Les partenaires P1 et P4 ont identifié les principaux antigènes impliqués dans la GEM au cours des dernières années. Concernant ce projet, P1 et ses collaborateurs ont découvert PLA2R1 et THSD7A comme deux autoantigènes majeurs, avec des anticorps circulants chez 70% et 3% des patients (NEJM 2009&2014, 2 brevets).
Sur le plan clinique, ces découvertes ont un impact majeur sur le diagnostic et le suivi des patients, avec la licence des brevets par une société allemande et des tests commerciaux développés en partenariat avec P1. Ces tests sont disponibles sur le marché mondial et utilisés à l'hôpital pour détecter les autoanticorps anti-PLA2R1 et anti-THSD7A (https://www.pla2r.com).
P1 et P4 ont récemment montré que les sérums de patients au diagnostic contiennent une diversité d'autoanticorps ciblant de multiples épitopes dans PLA2R1 et THSD7A. La nature des autoanticorps est associée à l'évolution de la GEM et la réponse au traitement, et résulte probablement d'un mécanisme d'étalement épitopique (JASN, 2016&2018, données non publiées et brevets).
Le projet AirMN propose d'analyser en détail la dynamique de la réponse autoimmune dans les GEM associées à PLA2R1 et THSD7A "à l'envers", depuis les phases de la maladie active aux premiers événements moléculaires qui pourraient être associés à la rupture de la tolérance immunitaire.
Le consortium comprend 4 partenaires français de Sophia Antipolis, Marseille et Paris.

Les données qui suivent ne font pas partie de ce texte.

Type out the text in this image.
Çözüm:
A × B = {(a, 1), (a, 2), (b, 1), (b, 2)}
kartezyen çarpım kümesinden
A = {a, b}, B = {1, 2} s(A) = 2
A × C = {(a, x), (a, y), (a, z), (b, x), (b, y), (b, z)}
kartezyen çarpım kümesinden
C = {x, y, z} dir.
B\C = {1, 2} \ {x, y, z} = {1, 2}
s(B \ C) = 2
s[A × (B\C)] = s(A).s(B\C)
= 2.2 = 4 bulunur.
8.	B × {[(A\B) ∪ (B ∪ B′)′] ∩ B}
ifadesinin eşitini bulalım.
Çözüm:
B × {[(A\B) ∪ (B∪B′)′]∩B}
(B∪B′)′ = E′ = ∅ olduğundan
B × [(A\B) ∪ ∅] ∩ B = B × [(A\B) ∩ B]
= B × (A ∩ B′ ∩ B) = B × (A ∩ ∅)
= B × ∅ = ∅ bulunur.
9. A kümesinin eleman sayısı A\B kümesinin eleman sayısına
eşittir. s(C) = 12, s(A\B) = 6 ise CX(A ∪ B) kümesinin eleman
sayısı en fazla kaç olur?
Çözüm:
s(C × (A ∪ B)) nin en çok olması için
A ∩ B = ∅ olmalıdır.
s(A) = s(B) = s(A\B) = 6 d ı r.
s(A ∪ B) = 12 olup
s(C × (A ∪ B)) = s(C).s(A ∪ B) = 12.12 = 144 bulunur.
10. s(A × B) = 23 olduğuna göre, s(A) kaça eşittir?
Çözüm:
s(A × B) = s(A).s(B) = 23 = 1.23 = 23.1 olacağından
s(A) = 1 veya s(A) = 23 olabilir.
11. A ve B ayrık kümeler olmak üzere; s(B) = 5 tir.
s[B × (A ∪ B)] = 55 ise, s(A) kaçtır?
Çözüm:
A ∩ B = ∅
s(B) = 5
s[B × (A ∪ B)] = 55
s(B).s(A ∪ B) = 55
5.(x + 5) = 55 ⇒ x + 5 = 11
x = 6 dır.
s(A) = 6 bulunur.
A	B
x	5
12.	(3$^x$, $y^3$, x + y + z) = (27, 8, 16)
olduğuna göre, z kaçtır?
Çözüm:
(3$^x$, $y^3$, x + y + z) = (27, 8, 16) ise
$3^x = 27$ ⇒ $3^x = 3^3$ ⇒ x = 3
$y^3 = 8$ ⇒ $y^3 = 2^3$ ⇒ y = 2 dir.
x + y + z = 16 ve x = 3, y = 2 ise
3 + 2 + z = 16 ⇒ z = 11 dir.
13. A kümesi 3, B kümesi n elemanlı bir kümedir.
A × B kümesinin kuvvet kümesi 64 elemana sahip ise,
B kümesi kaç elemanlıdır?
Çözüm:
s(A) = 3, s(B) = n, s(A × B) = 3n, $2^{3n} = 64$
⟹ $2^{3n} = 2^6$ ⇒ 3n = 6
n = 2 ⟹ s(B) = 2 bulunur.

P1 et P4 ont des compétences complémentaires en biochimie, immunologie et investigation clinique. Grâce à leurs réseaux de cliniciens, le projet bénéficiera d'un accès rapide à plusieurs cohortes au cours des phases précoces et actives de la maladie. P2 fournira une expertise clé dans la production recombinante à haut débit des antigènes et des anticorps et P3 une expertise en biologie structurale. Tous les partenaires ont déjà travaillé ensemble. Le projet bénéficiera aussi d'un accès à des plateformes de pointe grâce aux laboratoires de P1, P2 et P3.
Le projet est divisé en 2 parties:
WP1. Au cours de la GEM active, nous identifierons le portefeuille d'épitopes moléculaires et les autoanticorps associés par des technologies à haut débit (criblage de bibliothèque de mutants PLA2R1/THSD7A et de banque de bacteriophages exprimant les fragments scFv des anticorps, analyse en cellule unique du répertoire des cellules B), jusqu'à la résolution atomique des complexes immuns.
WP2. Au cours de la phase asymptomatique, nous déterminerons le profil des anticorps dans des sérums de patients prélevés avant le diagnostic. Nous testerons enfin l'hypothèse selon laquelle l'origine de la GEM associée à PLA2R1 et THSD7A est associée à des modifications post-traductionnelles (PTMs) spécifiques des autoantigènes.
Nos travaux devraient conduire à une meilleure compréhension de la dynamique de la réponse autoimmune, qui est un élément clé de la physiopathologie de la GEM. Nous espérons apporter de nouvelles connaissances sur les mécanismes d'initiation et de maturation, les PTMs des antigènes et la nature moléculaire des complexes anticorps-antigènes. Nos travaux pourraient s'appliquer à d'autres maladies auto-immunes. Nos données pourraient conduire à l'identification de nouvelles stratégies pour mieux diagnostiquer les patients et développer des thérapies innovantes basées sur l'identification des épitopes.

Coordination du projet

Gerard Lambeau (Institut de pharmacologie moléculaire et cellulaire)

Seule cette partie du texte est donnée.